More recently, I’ve been flying across the Pacific, and with the exceptions of takeoff and landing, the flight crew requests that everyone keep their window shades down at all times so people can sleep more easily.

Why the difference? Is it about the length of the flight (my Pacific flights are much longer than my Atlantic flights were), or is this some kind of courtesy thing that developed sometime between the '70s and now? Is it just a Delta Airlines thing?

It does let passengers take naps more easily, and it keeps the movie screens from being washed out with too much light. Besides, there’s nothing much to see down there but ocean, and maybe just a cloud layer.

Yep, I understand the advantages. But what changed between my Atlantic flights in the '70s and my Pacific flights these days?

Maybe: The movie screens are smaller and much closer to the windows now, typically in the seatbacks, and are LCD-based. In the 70’s, they were the projection type with the screens in the middle of the cabin.

As to the OP’s Q, ElvisL1ves nailed it. It’s so you can see outside to know where the fire is or isn’t during an evacuation. Also, in an evacuation 100% of the interior lighting will fail. It’s a hell of a lot easier to see to get out when sunshine is streaming in 100 windows than when everything is dead dark. The “emergency lights that will lead you to an exit” provide markings, not illumination. Substantially all the rest of the lights go off when we kill the engines if they haven’t already shut off as the airplane takes damage.

As I wrote by coincidence a couple days ago, nowadays fewer and fewer carriers are requesting/demanding that passengers raise shades for takeoff & landing. Why is that?

What’s changed is people’s expectations of how we spend our time.

Even on domestic in the daytime most people with window seats keep their shades down. So they can see their vid screens.

Ultimately the airlines and FAs are just reacting to what most of the public wants most of the time. And what they want is to be mesmerized by their vid toys.

Are Airplane shades getting better? I have done some 12-15 hour flights and despite being in daylight throughout, the inside was pitchblack. The 80’s and early 90’s planes did not have that. Or so I seem to remember.

Most planes these days seem to have plastic sliding shutters that fit inside the window frame to make a lightproof seal. On old planes I remember there just being ordinary curtains.

From this thread, posted by LSLguy, who is a pilot:

The cabin crew used to call for shades to be up for takeoff and landing so you and they had some hope of seeing where the fire is outside if there was an event needing an evacuation. That was stopped a couple years ago when compliance collapsed to zero and TPTB decided it was just too hard.

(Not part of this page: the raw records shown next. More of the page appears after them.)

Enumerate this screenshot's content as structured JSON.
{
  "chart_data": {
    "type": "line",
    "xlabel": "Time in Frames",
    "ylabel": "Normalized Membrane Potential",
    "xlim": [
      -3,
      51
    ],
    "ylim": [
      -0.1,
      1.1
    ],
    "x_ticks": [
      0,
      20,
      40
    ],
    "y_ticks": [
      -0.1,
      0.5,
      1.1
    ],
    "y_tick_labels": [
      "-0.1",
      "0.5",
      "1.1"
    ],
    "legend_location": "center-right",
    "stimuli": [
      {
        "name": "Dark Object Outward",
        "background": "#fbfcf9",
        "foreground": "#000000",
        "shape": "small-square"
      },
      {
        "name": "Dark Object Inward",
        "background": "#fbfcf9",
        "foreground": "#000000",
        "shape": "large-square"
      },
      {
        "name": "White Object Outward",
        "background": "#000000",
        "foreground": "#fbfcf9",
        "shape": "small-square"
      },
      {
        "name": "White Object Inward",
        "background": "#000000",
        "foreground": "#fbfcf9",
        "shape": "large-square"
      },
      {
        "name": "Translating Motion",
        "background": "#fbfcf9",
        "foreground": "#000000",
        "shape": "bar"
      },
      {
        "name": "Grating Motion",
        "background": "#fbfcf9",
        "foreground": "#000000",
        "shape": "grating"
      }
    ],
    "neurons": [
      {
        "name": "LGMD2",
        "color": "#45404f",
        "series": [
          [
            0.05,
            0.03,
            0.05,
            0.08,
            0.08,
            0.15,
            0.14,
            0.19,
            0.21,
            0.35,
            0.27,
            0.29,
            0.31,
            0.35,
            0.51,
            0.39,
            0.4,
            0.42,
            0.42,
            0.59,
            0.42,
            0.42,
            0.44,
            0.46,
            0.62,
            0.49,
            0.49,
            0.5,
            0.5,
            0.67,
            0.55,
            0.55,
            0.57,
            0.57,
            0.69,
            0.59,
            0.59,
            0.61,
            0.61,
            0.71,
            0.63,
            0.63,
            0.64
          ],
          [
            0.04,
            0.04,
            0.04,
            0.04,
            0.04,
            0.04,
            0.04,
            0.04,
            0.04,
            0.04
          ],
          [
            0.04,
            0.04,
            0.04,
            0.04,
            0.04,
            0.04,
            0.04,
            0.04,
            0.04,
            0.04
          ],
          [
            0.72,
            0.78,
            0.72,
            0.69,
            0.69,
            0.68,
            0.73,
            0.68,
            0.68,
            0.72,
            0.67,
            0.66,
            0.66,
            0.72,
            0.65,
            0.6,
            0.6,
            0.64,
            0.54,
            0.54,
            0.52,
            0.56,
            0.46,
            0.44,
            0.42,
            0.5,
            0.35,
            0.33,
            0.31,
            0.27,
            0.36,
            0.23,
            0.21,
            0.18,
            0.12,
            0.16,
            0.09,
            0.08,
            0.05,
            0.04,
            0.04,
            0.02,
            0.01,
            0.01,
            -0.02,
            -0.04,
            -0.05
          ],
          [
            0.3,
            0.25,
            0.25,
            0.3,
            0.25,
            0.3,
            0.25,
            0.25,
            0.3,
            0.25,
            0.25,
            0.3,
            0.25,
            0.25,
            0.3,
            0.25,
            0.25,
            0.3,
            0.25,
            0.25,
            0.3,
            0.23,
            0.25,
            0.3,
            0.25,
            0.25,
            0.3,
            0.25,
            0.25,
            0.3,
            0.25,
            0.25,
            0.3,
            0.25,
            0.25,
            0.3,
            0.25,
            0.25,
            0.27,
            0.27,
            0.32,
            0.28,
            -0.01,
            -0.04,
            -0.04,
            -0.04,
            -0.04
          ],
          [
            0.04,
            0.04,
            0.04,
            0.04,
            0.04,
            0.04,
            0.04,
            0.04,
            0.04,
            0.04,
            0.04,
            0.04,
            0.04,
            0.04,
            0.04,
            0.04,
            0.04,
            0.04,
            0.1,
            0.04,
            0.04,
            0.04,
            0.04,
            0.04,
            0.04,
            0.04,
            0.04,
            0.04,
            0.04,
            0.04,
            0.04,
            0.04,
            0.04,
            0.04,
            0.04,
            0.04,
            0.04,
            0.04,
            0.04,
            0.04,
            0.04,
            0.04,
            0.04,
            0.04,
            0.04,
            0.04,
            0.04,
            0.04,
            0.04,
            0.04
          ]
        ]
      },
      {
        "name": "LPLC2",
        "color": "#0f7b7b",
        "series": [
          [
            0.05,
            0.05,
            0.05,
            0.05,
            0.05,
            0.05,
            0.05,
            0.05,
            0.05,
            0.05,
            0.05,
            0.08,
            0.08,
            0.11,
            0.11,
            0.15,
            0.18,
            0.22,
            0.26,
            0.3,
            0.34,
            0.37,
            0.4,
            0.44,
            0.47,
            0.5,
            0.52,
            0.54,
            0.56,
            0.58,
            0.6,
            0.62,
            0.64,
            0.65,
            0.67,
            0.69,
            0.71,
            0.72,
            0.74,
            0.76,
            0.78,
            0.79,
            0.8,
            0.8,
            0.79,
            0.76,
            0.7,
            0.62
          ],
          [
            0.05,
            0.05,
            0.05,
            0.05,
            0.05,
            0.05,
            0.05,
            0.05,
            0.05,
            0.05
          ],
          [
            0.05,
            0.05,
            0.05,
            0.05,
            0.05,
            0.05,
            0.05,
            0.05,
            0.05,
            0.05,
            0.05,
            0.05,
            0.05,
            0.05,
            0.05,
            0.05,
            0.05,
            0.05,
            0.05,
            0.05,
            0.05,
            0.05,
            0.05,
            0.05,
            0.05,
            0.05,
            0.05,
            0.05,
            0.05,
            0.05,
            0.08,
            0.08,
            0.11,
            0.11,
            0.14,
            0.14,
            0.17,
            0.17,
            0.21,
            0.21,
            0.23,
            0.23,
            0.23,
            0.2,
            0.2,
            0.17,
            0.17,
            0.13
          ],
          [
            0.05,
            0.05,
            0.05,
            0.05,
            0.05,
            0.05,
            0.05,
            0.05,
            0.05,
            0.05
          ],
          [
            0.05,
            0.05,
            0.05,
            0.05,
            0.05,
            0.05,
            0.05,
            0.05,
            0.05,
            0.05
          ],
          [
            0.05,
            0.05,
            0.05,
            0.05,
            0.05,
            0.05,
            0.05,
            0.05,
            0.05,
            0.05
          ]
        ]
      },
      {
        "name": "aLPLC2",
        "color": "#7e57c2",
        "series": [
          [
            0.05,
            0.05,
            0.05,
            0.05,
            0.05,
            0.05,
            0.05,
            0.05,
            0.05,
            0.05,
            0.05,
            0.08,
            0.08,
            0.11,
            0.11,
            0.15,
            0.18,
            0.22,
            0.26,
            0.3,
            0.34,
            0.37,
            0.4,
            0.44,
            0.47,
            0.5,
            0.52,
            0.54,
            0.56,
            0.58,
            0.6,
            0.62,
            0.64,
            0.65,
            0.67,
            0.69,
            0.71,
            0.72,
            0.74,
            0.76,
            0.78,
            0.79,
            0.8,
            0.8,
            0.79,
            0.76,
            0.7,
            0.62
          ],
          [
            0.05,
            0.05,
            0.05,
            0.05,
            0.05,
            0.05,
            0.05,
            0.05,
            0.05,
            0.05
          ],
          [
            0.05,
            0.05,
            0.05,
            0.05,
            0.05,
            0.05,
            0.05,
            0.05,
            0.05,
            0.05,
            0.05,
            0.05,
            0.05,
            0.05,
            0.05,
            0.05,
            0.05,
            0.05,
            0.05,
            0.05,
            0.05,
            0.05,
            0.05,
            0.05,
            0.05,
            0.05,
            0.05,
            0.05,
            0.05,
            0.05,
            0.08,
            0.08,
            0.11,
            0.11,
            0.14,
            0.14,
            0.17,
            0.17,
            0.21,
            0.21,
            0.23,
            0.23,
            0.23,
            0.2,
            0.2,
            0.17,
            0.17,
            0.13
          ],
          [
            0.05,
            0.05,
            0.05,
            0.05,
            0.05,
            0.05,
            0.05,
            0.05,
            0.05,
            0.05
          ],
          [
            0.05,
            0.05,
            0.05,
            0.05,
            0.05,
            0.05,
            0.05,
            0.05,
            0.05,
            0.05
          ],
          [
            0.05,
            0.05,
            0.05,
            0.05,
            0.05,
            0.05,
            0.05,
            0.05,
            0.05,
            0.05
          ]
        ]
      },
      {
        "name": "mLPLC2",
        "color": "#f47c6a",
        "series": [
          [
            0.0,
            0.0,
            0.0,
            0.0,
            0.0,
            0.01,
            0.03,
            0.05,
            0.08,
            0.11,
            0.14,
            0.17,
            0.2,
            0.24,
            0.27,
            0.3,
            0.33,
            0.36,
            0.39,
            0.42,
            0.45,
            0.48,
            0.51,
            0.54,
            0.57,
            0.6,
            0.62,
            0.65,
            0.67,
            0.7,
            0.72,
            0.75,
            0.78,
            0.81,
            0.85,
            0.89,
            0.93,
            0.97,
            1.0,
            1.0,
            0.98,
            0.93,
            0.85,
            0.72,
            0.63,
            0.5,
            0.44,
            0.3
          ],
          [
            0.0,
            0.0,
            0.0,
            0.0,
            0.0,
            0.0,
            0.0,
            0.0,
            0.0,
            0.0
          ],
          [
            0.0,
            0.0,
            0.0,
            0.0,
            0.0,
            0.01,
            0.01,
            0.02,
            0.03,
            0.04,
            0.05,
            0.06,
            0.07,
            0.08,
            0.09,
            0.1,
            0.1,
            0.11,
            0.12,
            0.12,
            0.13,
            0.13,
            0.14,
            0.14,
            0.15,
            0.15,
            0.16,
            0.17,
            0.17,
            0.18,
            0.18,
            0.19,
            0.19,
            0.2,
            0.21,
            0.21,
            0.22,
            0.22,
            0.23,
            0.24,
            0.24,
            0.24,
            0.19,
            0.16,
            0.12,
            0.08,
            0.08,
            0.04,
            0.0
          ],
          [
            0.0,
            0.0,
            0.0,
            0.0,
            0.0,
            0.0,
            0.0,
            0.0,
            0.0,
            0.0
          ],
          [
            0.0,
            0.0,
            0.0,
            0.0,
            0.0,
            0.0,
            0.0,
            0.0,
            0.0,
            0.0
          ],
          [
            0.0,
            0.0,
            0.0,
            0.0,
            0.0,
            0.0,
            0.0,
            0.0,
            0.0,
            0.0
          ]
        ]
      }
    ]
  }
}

So yes, Karl Marx was right–We can win the class struggle!!
Flyers of the world unite!
The powers that be will actually submit to our dictates.
Today, the window shades…tomorrow, let’s demand that they put the olive back in our salad!

It’s a large metal tube with wings, but that’s not important right now.

Plausible, but I’ve never heard the request from the crew (to lower window shades after takeoff) on domestic flights. :confused:

I have, on coast-to-coast red eyes.

On long haul overseas flights they do the same. 15hrs, several hundred people, damn straight they want people to sleep!

Back in 1963, *Twilight Zone *aired an episode called *Nightmare at 20,000 Feet. *

That’s why I learned to do aileron rolls.

(that’s why I close the shades too)

Bawahahahaha, that is one of my favorite TZ shows. :eek:

The Boeing 787, launched a few years ago, has a major innovation: “electrified gel,” rather than a physical shade.

I was just about the mention that. And one of it’s great advantages is that you can undim it just a little, so you can watch the mountains and clouds below without shining bright lights in your neighbors’ eyes.

Another advantage is that they can dim all of them centrally, so the guy who fell asleep as soon as he got on the plane doesn’t have to be awakened to lower his shade so everyone else can sleep. (At least on the flight I was on, when they dimmed all the windows, they allowed individuals to undim their own window a bit. I didn’t try undimming it all the way, because, surprise!, the guy next to me was trying to sleep.